"Everyone Is Nervous" - Chinese Bond Bloodbath Reawakens As Hong Kong Stocks Turn Red For 2016

After a brief respite, the bloodbath in Chinese bonds is back, with futures plunging back to lows overnight amid liquidity fears (short-term lending rates are inverted) and growing anxiety over China's almost unprecedented debtload.

As The Wall Street Journal reports, a gradual tightening of short-term credit by China’s central bank - combined with rumors of liquidity squeezes at brokers - prompted a mini-rout in the country’s $8 trillion-plus bond market last week, forcing authorities to reverse course and inject some $86 billion in short- and medium-term funds.

China’s total debt surged to around $27 trillion this year, or 260% of gross domestic product, compared with 154% in 2008 at the start of a stimulus program to offset the financial crisis. It is continuing to grow at more than twice the pace of the economy.

 

Economists say growing amounts of money are flowing into less-productive channels, such as keeping struggling companies on life support, or feeding speculative investments in everything from property to bonds and steel.

And overnight saw the short-term credit markets invert (overnight rates higher than 12m rates) as demand soars...

The bond selloff is raising concerns about the stability of China’s opaque and deeply intertwined credit markets.

“When you have an event like last week people take notice of it, you have to go back and review your China [investment] thesis,” said Jim Veneau, head of Asia fixed income at AXA Investment Managers in Hong Kong, with $2.2 billion under management.

 

“Everyone is nervous,” said Wang Ming, a partner at Shanghai Yaozhi Asset Management Co., which holds $2.9 billion in debt.

And it appears the brief moment of stability has passed...

 

Pushing bond futures back near their lows...

 

And while Chinese stocks were 'stable' overnight, Hong Kong was slammed. As Bloomberg reports, for the first time in four months, the city’s benchmark equities gauge has fallen into the red for the year.

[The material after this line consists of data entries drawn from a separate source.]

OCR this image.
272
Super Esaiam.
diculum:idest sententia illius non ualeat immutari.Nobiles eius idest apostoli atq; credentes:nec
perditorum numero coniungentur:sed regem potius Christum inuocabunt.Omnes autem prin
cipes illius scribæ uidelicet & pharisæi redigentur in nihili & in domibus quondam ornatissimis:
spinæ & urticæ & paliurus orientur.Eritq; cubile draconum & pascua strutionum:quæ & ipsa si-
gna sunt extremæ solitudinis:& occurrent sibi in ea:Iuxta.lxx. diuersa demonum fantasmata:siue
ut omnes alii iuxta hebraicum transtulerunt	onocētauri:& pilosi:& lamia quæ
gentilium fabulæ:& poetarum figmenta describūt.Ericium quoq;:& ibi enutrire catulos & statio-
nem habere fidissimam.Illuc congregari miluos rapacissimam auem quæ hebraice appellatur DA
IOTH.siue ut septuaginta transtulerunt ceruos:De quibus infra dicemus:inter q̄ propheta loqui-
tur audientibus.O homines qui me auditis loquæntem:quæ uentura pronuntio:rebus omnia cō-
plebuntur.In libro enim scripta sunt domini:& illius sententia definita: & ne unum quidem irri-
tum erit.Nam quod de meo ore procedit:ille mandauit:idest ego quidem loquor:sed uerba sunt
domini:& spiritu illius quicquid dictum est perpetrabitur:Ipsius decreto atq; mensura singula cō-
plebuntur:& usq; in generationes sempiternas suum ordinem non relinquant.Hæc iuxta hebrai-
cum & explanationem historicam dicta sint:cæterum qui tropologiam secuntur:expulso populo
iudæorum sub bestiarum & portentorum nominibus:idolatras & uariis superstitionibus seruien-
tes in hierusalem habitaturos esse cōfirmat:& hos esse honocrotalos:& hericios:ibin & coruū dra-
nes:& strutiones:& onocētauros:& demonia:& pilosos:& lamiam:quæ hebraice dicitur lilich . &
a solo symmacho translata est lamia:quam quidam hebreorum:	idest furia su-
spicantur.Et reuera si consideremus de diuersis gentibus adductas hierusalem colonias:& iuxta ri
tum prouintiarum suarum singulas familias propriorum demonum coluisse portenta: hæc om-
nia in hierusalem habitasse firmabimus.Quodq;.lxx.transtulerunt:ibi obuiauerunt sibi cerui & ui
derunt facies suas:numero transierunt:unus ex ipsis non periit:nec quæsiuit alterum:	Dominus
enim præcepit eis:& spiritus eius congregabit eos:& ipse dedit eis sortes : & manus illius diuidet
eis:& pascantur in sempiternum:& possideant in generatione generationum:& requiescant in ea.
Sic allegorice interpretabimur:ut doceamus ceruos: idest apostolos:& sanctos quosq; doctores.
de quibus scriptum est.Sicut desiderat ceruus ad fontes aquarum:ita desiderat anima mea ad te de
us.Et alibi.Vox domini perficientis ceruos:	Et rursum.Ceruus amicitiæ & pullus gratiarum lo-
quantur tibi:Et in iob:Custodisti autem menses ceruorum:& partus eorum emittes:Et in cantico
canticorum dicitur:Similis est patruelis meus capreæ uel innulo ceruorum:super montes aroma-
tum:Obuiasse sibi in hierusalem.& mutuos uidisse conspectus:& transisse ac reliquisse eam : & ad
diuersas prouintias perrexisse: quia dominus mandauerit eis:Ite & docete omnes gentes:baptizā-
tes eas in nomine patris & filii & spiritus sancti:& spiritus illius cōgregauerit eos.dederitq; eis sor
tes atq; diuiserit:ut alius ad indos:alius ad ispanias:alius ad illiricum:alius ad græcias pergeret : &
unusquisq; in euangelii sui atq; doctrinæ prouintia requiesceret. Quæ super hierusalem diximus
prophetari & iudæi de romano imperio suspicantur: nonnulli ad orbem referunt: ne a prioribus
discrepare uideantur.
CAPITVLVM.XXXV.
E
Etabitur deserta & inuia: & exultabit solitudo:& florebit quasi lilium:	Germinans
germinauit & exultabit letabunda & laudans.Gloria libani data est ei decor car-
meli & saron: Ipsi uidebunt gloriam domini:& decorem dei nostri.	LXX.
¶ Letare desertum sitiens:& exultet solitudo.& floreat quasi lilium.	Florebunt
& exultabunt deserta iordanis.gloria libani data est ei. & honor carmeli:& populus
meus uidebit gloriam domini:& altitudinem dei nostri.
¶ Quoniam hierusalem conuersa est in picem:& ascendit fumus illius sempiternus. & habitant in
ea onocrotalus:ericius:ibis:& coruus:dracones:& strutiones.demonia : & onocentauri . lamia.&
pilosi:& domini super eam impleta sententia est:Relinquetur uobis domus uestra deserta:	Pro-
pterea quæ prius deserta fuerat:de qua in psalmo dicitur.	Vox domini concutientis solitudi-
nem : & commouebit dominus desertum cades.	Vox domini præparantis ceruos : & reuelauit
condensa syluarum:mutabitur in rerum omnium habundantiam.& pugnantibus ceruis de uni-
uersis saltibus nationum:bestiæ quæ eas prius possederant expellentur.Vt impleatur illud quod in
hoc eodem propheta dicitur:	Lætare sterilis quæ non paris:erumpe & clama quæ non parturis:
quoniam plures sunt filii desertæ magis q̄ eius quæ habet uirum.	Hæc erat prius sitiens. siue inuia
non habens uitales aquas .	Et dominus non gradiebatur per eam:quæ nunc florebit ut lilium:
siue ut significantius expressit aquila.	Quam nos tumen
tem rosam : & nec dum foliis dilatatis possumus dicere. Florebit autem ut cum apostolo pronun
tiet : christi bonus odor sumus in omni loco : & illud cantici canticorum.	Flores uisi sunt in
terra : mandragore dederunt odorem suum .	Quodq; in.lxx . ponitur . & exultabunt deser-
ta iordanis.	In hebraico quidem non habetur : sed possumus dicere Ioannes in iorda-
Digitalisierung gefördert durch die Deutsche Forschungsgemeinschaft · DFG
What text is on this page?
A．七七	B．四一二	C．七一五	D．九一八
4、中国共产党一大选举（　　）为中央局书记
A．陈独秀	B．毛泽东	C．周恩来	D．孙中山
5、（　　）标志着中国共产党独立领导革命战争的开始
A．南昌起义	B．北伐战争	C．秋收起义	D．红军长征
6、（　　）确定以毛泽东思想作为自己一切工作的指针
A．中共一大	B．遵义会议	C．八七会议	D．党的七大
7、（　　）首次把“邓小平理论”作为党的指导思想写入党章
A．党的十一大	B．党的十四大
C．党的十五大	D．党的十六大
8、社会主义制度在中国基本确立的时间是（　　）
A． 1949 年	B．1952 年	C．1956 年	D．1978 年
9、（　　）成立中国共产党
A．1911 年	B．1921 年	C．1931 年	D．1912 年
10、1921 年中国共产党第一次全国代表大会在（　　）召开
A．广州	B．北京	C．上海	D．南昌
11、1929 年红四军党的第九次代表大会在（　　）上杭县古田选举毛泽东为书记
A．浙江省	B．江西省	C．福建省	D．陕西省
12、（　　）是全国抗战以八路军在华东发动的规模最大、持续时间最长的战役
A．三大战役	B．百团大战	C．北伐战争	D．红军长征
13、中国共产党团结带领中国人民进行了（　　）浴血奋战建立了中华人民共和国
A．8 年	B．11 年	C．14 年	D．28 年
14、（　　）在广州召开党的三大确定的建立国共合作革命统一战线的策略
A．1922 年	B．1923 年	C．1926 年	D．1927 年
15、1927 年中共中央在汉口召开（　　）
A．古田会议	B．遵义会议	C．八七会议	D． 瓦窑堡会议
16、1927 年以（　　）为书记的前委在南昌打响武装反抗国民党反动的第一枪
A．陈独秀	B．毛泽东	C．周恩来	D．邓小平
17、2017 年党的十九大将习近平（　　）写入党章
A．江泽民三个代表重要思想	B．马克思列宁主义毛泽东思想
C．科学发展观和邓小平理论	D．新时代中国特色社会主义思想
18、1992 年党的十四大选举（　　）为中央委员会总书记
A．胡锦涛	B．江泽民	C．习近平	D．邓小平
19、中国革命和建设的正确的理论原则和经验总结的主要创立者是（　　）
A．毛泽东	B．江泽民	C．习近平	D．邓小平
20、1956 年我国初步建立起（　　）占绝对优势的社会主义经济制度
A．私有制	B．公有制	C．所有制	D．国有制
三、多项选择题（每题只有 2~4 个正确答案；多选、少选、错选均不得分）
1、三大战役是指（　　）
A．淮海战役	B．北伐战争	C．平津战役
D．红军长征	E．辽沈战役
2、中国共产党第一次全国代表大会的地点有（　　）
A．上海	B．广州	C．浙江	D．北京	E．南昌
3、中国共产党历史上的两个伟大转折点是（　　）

The Hang Seng Index’s losses since its Sept. 9 high are approaching 10 percent, while the gauge is close to breaking below the closely-watched 200-day moving average. A separate momentum indicator has dropped to the lowest level since January’s rout.

The $4 trillion stock market, the world’s fourth largest, is losing ground as property developers tumble on rising borrowing costs, inflows from mainland investors dry up and a slumping yuan undermines investor confidence in Chinese assets. The retreat is also a blow to bulls who saw the previous quarter’s jump by the Hang Seng Index -- its biggest in seven years -- as the start of an extended rally after months of global underperformance.

“The crisis is not over,” said Zeng Xianzhao, a fund manager at Chongqing Nuoding Asset Management, with $28.7 million in assets: “The central bank’s liquidity injection only assuaged the crisis but didn’t solve it at its root.”